Pour ceux qui n’ont pas vu la vidéo de Simon Sinek, arrêtez la lecture de cet article, la vidéo est bien plus intéressante que cet article. Commencez par le pourquoi des choses. Et surtout posez la question d’un pourquoi positif et pas vague. “Vouloir changer de vie” ou “ne plus subir le quotidien” ne sont pas des pourquoi. Ce sont des conséquences. Vous êtes dans une situation professionnelle (ou personnelle) compliquée et vous aspirez à un changement. Vous ne devez pas vouloir changer de place car il est fort probable que vos problèmes vous suivront dans votre nouvelle place. Posez-vous la question de ce que vous voulez être et ce que vous voulez faire et ensuite vous pourrez commencer à envisager le plan d’action et les routines nécessaires pour y arriver. Rappelez-vous les routines et les méthodes de lifehacking ne sont que des moyens mis à votre disposition pour arriver à vos fins. Posez-vous la question de vos fins avant de vous lancer dans leurs recherches.
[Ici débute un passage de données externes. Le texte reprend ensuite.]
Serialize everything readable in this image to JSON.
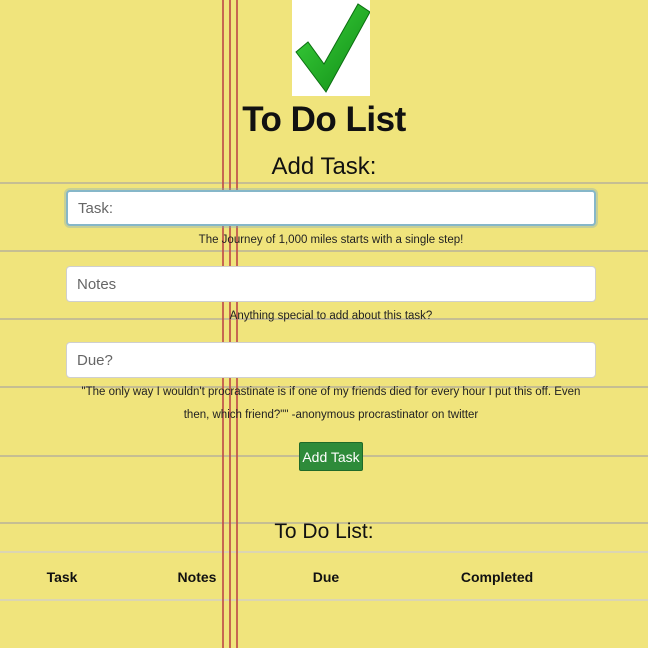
{
  "header": {
    "logo_icon": "checkmark-icon",
    "title": "To Do List"
  },
  "form": {
    "heading": "Add Task:",
    "task": {
      "placeholder": "Task:",
      "hint": "The Journey of 1,000 miles starts with a single step!"
    },
    "notes": {
      "placeholder": "Notes",
      "hint": "Anything special to add about this task?"
    },
    "due": {
      "placeholder": "Due?",
      "hint": "\"The only way I wouldn't procrastinate is if one of my friends died for every hour I put this off. Even then, which friend?\"\" -anonymous procrastinator on twitter"
    },
    "add_button_label": "Add Task"
  },
  "list": {
    "heading": "To Do List:",
    "columns": [
      "Task",
      "Notes",
      "Due",
      "Completed"
    ]
  },
  "colors": {
    "paper": "#f0e47c",
    "margin_line": "#c0504a",
    "rule_line": "#b8b19a",
    "button": "#2e8b3a",
    "check": "#1fa81f"
  }
}
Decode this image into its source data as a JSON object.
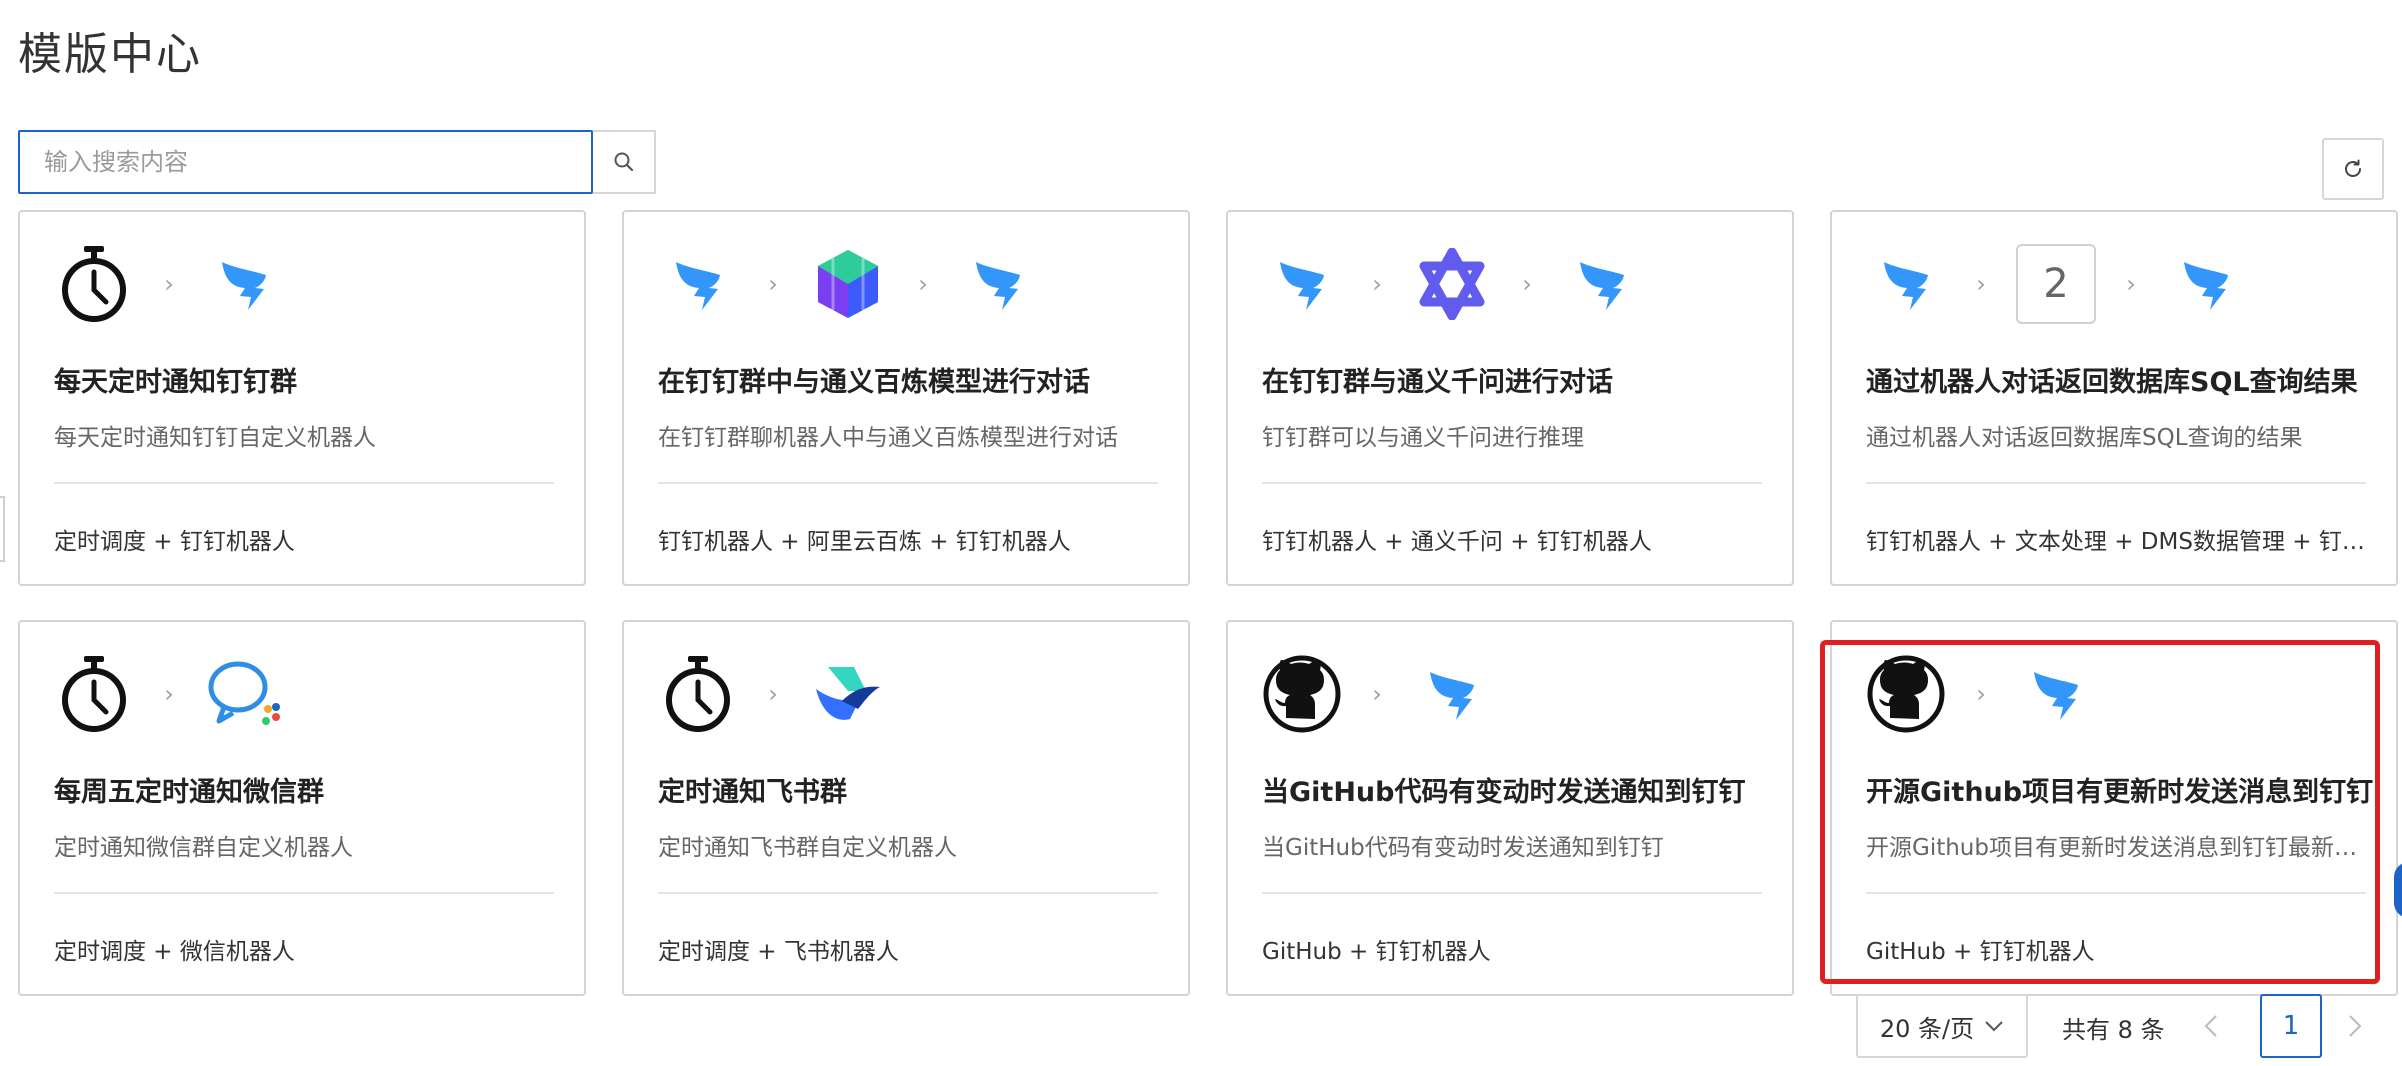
{
  "page": {
    "title": "模版中心"
  },
  "search": {
    "placeholder": "输入搜索内容"
  },
  "cards": [
    {
      "icons": [
        "stopwatch-icon",
        "dingtalk-icon"
      ],
      "title": "每天定时通知钉钉群",
      "desc": "每天定时通知钉钉自定义机器人",
      "tags": "定时调度 + 钉钉机器人"
    },
    {
      "icons": [
        "dingtalk-icon",
        "bailian-icon",
        "dingtalk-icon"
      ],
      "title": "在钉钉群中与通义百炼模型进行对话",
      "desc": "在钉钉群聊机器人中与通义百炼模型进行对话",
      "tags": "钉钉机器人 + 阿里云百炼 + 钉钉机器人"
    },
    {
      "icons": [
        "dingtalk-icon",
        "qwen-icon",
        "dingtalk-icon"
      ],
      "title": "在钉钉群与通义千问进行对话",
      "desc": "钉钉群可以与通义千问进行推理",
      "tags": "钉钉机器人 + 通义千问 + 钉钉机器人"
    },
    {
      "icons": [
        "dingtalk-icon",
        "number-icon",
        "dingtalk-icon"
      ],
      "number": "2",
      "title": "通过机器人对话返回数据库SQL查询结果",
      "desc": "通过机器人对话返回数据库SQL查询的结果",
      "tags": "钉钉机器人 + 文本处理 + DMS数据管理 + 钉钉机器人"
    },
    {
      "icons": [
        "stopwatch-icon",
        "wechat-work-icon"
      ],
      "title": "每周五定时通知微信群",
      "desc": "定时通知微信群自定义机器人",
      "tags": "定时调度 + 微信机器人"
    },
    {
      "icons": [
        "stopwatch-icon",
        "feishu-icon"
      ],
      "title": "定时通知飞书群",
      "desc": "定时通知飞书群自定义机器人",
      "tags": "定时调度 + 飞书机器人"
    },
    {
      "icons": [
        "github-icon",
        "dingtalk-icon"
      ],
      "title": "当GitHub代码有变动时发送通知到钉钉",
      "desc": "当GitHub代码有变动时发送通知到钉钉",
      "tags": "GitHub + 钉钉机器人"
    },
    {
      "icons": [
        "github-icon",
        "dingtalk-icon"
      ],
      "title": "开源Github项目有更新时发送消息到钉钉",
      "desc": "开源Github项目有更新时发送消息到钉钉最新动态",
      "tags": "GitHub + 钉钉机器人"
    }
  ],
  "pagination": {
    "page_size": "20 条/页",
    "total": "共有 8 条",
    "current_page": "1"
  },
  "colors": {
    "primary": "#1d64c8",
    "highlight": "#e02020",
    "border": "#d4d4d4"
  }
}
Une routine est une pierre que l’on polit avec le temps

Vous n’obtiendrez pas immédiatement la recette parfaite à vos routines. Même si vous les mettez une à une en place. L’équilibre trouvé avec une routine s’en trouve changé lorsqu’une autre vient s’ajouter. De plus, votre vie évolue et vos contraintes et vos moments de liberté évoluent en même temps. Là encore, c’est ce travail de polissage dans le temps qui donne la pleine substance à vos expérimentations de lifehacking. A l’usage, vous réaliserez que le moment ou le lieu, que vous pensiez propice, ne sont pas les mieux choisis pour mettre en place telle ou telle routine. N’ayez pas peur d’ajuster ou de bousculer certaines habitudes.
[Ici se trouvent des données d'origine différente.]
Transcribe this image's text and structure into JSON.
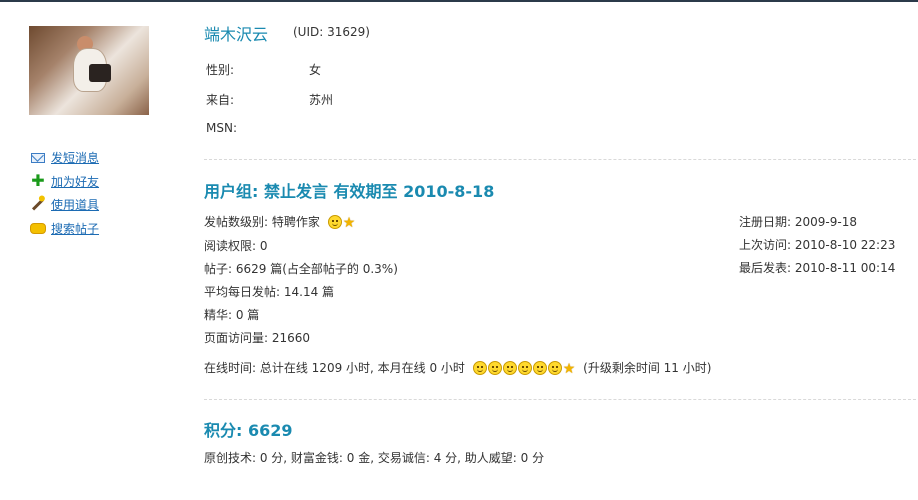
{
  "profile": {
    "username": "端木沢云",
    "uid": "(UID: 31629)",
    "info": [
      {
        "label": "性别:",
        "value": "女"
      },
      {
        "label": "来自:",
        "value": "苏州"
      },
      {
        "label": "MSN:",
        "value": ""
      }
    ]
  },
  "actions": [
    {
      "label": "发短消息",
      "icon": "envelope-icon"
    },
    {
      "label": "加为好友",
      "icon": "plus-icon"
    },
    {
      "label": "使用道具",
      "icon": "magic-wand-icon"
    },
    {
      "label": "搜索帖子",
      "icon": "chat-bubble-icon"
    }
  ],
  "group": {
    "title": "用户组: 禁止发言  有效期至  2010-8-18"
  },
  "stats": {
    "level": "发帖数级别: 特聘作家",
    "read_permission": "阅读权限: 0",
    "posts": "帖子: 6629 篇(占全部帖子的  0.3%)",
    "daily_posts": "平均每日发帖: 14.14 篇",
    "digest": "精华: 0 篇",
    "page_views": "页面访问量: 21660",
    "online_time": "在线时间: 总计在线  1209 小时, 本月在线  0 小时",
    "upgrade_remaining": "(升级剩余时间  11 小时)"
  },
  "dates": {
    "register": "注册日期: 2009-9-18",
    "last_visit": "上次访问: 2010-8-10 22:23",
    "last_post": "最后发表: 2010-8-11 00:14"
  },
  "points": {
    "title": "积分: 6629",
    "detail": "原创技术: 0 分, 财富金钱: 0 金, 交易诚信: 4 分, 助人威望: 0 分"
  },
  "icons": {
    "level_badge": [
      "smiley-icon",
      "star-icon"
    ],
    "online_badge": [
      "smiley-icon",
      "smiley-icon",
      "smiley-icon",
      "smiley-icon",
      "smiley-icon",
      "smiley-icon",
      "star-icon"
    ]
  },
  "colors": {
    "link": "#1c6bb3",
    "heading": "#1a8ab0"
  }
}
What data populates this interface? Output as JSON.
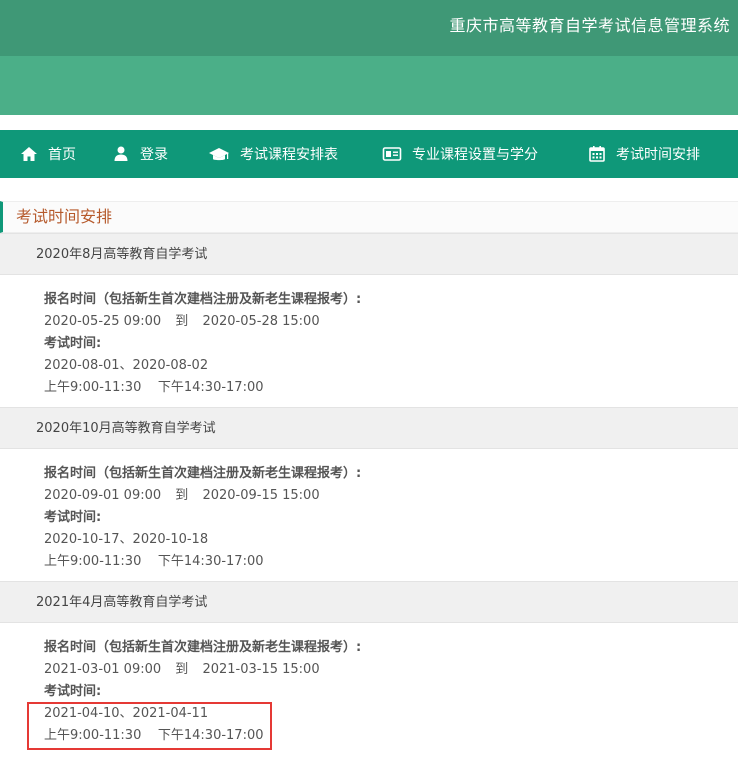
{
  "header": {
    "title": "重庆市高等教育自学考试信息管理系统"
  },
  "nav": [
    {
      "label": "首页",
      "icon": "home-icon"
    },
    {
      "label": "登录",
      "icon": "user-icon"
    },
    {
      "label": "考试课程安排表",
      "icon": "graduation-cap-icon"
    },
    {
      "label": "专业课程设置与学分",
      "icon": "id-card-icon"
    },
    {
      "label": "考试时间安排",
      "icon": "calendar-icon"
    }
  ],
  "section": {
    "title": "考试时间安排"
  },
  "exams": [
    {
      "name": "2020年8月高等教育自学考试",
      "reg_label": "报名时间（包括新生首次建档注册及新老生课程报考）:",
      "reg_start": "2020-05-25 09:00",
      "to": "到",
      "reg_end": "2020-05-28 15:00",
      "exam_label": "考试时间:",
      "exam_dates": "2020-08-01、2020-08-02",
      "exam_hours": "上午9:00-11:30    下午14:30-17:00"
    },
    {
      "name": "2020年10月高等教育自学考试",
      "reg_label": "报名时间（包括新生首次建档注册及新老生课程报考）:",
      "reg_start": "2020-09-01 09:00",
      "to": "到",
      "reg_end": "2020-09-15 15:00",
      "exam_label": "考试时间:",
      "exam_dates": "2020-10-17、2020-10-18",
      "exam_hours": "上午9:00-11:30    下午14:30-17:00"
    },
    {
      "name": "2021年4月高等教育自学考试",
      "reg_label": "报名时间（包括新生首次建档注册及新老生课程报考）:",
      "reg_start": "2021-03-01 09:00",
      "to": "到",
      "reg_end": "2021-03-15 15:00",
      "exam_label": "考试时间:",
      "exam_dates": "2021-04-10、2021-04-11",
      "exam_hours": "上午9:00-11:30    下午14:30-17:00"
    }
  ],
  "colors": {
    "header_dark": "#3f9876",
    "header_light": "#4baf88",
    "nav": "#0f9879",
    "section_title": "#b65a2c",
    "highlight": "#e53935"
  }
}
Le quotidien peut vite prendre le pas sur les routines

Parce que la vie étant faite de surprise et “d’urgence du quotidien”, votre plan ne peut pas forcément s’appliquer tous les jours. Il est difficile d’expliquer à un client en situation de crise que vous ne répondez pas aux emails le matin alors qu’il vient de vous appeler trois fois car la situation dégénère. Les fameux mantras “pas d’emails le matin” (un de mes mantras) peut ne pas s’appliquer de manière exceptionnelle.
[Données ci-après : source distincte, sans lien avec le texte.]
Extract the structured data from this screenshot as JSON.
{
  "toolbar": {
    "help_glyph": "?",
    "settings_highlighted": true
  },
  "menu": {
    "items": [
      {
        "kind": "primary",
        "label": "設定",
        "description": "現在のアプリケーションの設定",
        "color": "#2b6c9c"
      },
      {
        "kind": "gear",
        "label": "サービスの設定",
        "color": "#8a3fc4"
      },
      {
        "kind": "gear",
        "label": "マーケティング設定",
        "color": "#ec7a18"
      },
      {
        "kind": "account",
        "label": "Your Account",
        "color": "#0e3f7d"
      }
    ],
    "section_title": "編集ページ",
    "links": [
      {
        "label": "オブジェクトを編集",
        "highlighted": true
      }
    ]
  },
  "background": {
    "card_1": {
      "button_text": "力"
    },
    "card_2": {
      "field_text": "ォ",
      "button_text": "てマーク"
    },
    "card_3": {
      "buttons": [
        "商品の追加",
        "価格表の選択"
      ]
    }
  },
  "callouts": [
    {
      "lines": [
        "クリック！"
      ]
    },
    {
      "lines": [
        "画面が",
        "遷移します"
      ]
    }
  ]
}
Les routines se font au fur et à mesure du temps. Néanmoins, ne laissez pas le temps faire son oeuvre comme l’eau qui creuse la roche. Vous ne devez pas laisser le quotidien creuser dans vos bonnes pratiques. Ce qui est difficile dans les routines, c’est de les tenir sur le long terme. Se lever deux jours de suite à 6h pour méditer, c’est “facile”. Ce qui est difficile, c’est de se lever 90 jours de suite à 6h pour méditer. D’où le fait qu’ils faillent savoir pourquoi on les fait et avoir un objectif “supérieur”. Ce but constitue un soutien dans les moments difficiles. Faire des exercices de musculation du ventre (comme la planche) tous les matin devient vite difficile si vous n’avez pas un objectif supérieur.

Un conseil n’est pas fait pour être suivi mais digéré

Suivre un conseil, c’est donner l’opportunité à quelqu’un d’autre de décider pour votre vie. Quand ils viennent de personnes bienveillantes vous connaissant bien, ayant un recul nécessaire et une expérience de vie suffisante, cela peut être une bonne chose. Le premier principe du lifehacking est de (re)prendre en mains les détails du quotidien afin de pouvoir décider par soi-même ou et soi même de sa voie. C’est l’accumulation des petits pas qui vous permettront de déplacer des montagnes. Suivre les recommandations d’autrui, c’est perdre avant de commencer la course. Peut-être qu’au final, vous finirez par déplacer des montagnes mais peut-être pas les bonnes.

N’arrêtez pas pour autant de lire ou d’écouter les préceptes autrui. Mais gardez un esprit critique (dans le bon sens du terme) à ce qui peut être dit. Lire ou entendre les autres (articles, livres, conférences, …) c’est s’enrichir de la vie et des expériences des autres, et je ne peux que vous encourager dans cette voie. Mais ne laissez pas la vie (l’avis) des autres devenir la vôtre.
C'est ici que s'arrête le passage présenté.